Deadline 9 days off as HOPE plan stalls


Atlanta Journal-Constitution
Published on: 02/24/04

The push to preserve the HOPE scholarship has stalled as a key deadline to keep legislation alive for the 2004 session nears.
 
Neither chamber's higher education committee has scheduled a vote on the plan, which must pass the House or Senate by the 33rd day of the session, nine legislative days away.
 
With key leaders focused on other issues, like redistricting and the state's troubled $16 billion budget, lawmakers are struggling to get top Democrats aboard on a proposal that would eliminate book and fee payments to HOPE scholars this fall, a move that would cost some college students more than $1,000 per year.
 
"We're to the point where we need to do something by next week if we're going to do anything," said Senate Higher Education Chairman Bill Hamrick (R-Carrollton).
 
Lt. Gov. Mark Taylor delivered a letter Tuesday to Gov. Sonny Perdue asking him to raise the lottery revenue estimate by $125 million for next year and put the money in the budget to pay for books and fees. Perdue had cut the funding and lowered the estimate of how much money would be available to pay for the program.
 
"Despite the fact that the lottery is projected to break another record, your budget cuts the HOPE scholarship by 18 percent," Taylor wrote. "Not only does this stroke of a pen directly impact the students and their families, it forever alters the benefits of HOPE."
 
The governor's staff has said Taylor's plan to preserve the scholarship, which maintains book and fee payments, would bankrupt HOPE by 2006.
 
Changes in HOPE are being considered because state analysts project that the program, which is funded by the lottery, will begin eating into reserves in a few years. The number of HOPE scholars — those who attain and maintain at least a B average — and the cost of tuition, fees and books are expected to rise faster than lottery revenues.
 
However, some Democrats question the need to make major changes this year. Taylor notes that lottery sales have been up every year but one in the past decade. They rose 5 percent during the first six months of fiscal 2004, which ends June 30. Some House Democratic leaders also think analysts may have overstated the projected rise in HOPE costs in coming years.
 
Hamrick and House Higher Education Chairwoman Louise McBee (D-Athens) say they want to pass their bills in tandem to show the proposals have bipartisan backing. They headed a task force last fall that helped develop the legislation.

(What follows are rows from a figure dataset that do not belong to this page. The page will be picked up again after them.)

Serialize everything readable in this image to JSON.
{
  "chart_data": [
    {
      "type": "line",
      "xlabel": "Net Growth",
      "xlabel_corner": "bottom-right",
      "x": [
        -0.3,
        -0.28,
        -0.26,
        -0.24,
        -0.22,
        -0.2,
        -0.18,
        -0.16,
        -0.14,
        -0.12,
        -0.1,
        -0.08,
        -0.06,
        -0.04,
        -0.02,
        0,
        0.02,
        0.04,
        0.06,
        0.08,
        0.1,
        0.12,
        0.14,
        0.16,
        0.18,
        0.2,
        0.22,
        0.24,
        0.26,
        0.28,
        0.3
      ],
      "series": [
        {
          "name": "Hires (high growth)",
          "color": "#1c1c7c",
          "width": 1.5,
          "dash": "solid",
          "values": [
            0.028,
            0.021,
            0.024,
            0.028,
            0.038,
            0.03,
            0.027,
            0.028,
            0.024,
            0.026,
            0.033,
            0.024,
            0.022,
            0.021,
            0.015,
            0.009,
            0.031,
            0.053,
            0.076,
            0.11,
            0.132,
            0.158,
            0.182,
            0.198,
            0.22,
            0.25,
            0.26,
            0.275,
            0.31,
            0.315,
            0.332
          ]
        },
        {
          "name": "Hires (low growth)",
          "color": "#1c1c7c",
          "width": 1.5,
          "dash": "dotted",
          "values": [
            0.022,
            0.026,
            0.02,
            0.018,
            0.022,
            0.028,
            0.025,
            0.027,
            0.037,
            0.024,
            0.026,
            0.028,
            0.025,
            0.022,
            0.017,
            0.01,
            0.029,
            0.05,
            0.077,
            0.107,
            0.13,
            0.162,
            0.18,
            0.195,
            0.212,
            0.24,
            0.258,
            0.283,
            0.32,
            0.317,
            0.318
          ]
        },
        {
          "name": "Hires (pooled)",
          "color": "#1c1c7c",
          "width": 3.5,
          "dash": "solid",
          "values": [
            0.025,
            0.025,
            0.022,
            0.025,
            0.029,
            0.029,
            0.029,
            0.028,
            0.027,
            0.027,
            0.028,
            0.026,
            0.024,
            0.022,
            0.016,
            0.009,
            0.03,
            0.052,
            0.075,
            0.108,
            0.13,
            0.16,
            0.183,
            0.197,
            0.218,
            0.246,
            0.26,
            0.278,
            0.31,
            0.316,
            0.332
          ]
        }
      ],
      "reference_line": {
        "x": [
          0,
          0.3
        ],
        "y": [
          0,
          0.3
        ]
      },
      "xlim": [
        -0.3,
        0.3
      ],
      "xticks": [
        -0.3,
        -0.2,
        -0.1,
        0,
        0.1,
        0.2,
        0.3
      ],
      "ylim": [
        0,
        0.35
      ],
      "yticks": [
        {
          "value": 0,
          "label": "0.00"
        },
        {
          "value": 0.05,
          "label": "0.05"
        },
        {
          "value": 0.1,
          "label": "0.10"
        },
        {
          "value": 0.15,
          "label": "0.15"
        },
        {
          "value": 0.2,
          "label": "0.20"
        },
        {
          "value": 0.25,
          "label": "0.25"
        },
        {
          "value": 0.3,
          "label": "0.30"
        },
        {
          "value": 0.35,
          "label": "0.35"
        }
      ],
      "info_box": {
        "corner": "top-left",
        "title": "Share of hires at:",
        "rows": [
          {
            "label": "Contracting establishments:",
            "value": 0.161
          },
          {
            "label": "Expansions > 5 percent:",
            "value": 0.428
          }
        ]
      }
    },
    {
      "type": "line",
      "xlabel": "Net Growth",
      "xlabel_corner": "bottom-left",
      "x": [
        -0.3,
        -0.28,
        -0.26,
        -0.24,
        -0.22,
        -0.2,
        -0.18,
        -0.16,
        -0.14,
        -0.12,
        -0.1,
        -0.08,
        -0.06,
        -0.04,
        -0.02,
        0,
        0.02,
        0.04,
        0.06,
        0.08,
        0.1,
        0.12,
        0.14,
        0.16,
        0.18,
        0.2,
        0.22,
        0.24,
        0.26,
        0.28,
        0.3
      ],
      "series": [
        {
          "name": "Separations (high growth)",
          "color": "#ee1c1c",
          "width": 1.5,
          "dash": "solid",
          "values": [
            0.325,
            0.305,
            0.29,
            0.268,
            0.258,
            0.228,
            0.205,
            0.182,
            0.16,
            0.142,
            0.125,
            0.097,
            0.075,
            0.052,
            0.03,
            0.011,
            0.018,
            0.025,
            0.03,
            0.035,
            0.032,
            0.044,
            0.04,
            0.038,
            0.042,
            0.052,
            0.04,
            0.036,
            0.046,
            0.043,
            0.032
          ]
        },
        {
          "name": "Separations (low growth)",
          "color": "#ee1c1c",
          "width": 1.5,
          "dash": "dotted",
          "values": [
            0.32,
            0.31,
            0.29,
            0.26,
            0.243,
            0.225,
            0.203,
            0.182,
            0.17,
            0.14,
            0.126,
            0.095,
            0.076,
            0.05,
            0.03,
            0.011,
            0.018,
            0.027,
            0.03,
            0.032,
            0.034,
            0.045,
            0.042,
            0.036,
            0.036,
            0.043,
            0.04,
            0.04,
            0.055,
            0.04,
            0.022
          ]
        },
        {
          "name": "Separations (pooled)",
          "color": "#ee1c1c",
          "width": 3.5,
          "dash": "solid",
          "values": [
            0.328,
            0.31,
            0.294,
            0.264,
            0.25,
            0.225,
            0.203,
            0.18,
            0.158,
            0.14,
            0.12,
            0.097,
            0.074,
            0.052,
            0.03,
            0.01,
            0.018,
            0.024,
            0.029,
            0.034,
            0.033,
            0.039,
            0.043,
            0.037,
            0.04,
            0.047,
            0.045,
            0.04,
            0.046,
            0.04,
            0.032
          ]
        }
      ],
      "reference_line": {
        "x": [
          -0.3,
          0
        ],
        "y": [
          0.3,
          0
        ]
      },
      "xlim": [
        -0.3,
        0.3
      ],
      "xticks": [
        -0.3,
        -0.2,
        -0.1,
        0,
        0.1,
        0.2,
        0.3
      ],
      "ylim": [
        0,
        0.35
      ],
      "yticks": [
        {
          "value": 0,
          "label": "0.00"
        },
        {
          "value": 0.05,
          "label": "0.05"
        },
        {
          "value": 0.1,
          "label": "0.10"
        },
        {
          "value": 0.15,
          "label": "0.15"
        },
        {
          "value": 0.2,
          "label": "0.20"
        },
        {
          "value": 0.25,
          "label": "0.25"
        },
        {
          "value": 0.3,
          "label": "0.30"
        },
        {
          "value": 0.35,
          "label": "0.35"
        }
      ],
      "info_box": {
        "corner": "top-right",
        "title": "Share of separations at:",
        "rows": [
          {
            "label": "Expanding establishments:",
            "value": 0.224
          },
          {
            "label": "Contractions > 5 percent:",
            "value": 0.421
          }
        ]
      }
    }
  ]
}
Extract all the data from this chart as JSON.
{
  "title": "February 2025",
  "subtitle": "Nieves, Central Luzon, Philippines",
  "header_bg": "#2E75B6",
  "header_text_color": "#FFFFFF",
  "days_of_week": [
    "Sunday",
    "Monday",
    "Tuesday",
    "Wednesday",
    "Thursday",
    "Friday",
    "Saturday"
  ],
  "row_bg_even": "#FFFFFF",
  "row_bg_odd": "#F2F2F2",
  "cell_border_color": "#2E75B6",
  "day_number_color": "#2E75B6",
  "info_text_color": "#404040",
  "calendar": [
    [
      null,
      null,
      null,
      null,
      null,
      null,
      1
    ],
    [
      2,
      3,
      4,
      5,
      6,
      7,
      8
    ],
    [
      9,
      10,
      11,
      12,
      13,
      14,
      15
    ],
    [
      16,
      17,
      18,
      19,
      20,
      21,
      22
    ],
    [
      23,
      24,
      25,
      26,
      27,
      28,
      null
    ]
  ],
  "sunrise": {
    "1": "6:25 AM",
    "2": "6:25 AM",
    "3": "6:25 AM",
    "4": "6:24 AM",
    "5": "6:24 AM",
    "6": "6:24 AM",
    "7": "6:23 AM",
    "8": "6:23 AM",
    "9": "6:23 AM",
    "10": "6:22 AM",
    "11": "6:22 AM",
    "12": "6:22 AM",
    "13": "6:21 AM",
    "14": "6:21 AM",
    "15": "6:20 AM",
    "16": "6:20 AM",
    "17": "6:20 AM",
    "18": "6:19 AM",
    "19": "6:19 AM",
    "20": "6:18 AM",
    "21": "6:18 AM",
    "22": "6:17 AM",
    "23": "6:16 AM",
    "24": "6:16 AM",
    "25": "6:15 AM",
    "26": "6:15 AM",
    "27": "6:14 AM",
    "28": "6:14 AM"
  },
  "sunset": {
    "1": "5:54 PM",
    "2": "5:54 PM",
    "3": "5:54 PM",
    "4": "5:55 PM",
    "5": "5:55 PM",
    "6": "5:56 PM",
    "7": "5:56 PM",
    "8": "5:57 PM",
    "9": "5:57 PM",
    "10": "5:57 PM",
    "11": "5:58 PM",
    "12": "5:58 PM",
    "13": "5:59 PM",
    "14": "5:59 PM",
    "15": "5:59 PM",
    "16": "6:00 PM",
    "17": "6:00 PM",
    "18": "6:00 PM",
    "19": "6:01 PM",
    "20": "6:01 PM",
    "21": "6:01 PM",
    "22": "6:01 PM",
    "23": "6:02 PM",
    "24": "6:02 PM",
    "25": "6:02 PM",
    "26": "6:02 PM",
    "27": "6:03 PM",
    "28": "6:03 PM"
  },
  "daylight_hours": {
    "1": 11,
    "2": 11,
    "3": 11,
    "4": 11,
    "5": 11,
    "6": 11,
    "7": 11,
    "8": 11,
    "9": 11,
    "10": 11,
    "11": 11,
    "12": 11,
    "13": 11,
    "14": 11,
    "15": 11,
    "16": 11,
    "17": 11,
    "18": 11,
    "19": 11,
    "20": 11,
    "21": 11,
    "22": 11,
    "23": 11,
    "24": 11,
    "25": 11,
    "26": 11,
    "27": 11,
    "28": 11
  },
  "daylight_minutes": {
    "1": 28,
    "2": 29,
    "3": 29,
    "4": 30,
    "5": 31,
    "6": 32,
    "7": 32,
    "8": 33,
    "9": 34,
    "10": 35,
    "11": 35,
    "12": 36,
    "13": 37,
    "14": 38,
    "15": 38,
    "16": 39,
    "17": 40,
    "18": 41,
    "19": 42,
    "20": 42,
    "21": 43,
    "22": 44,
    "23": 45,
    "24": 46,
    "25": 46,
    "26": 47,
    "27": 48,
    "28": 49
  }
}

They have been talking to Senate and House Democrats in hopes of securing their support.
 
"We're working hard as we can to find out what's doable," Hamrick said. "It needs to be something close to what we're proposing."
 
After studying the issue for the second half of 2003, McBee said, "It's going to look kind of funny if we don't do something."
 
Rep. Chuck Martin (R-Alpharetta), a member of the House Higher Education Committee, said the numbers show something needs to be done to save HOPE now, but he's also worried the program has gotten caught up in partisan politics.
 
"We know it's an election year, and that nobody wants to take something away from people," Martin said. "I fear we are going to get to a place where we don't do anything."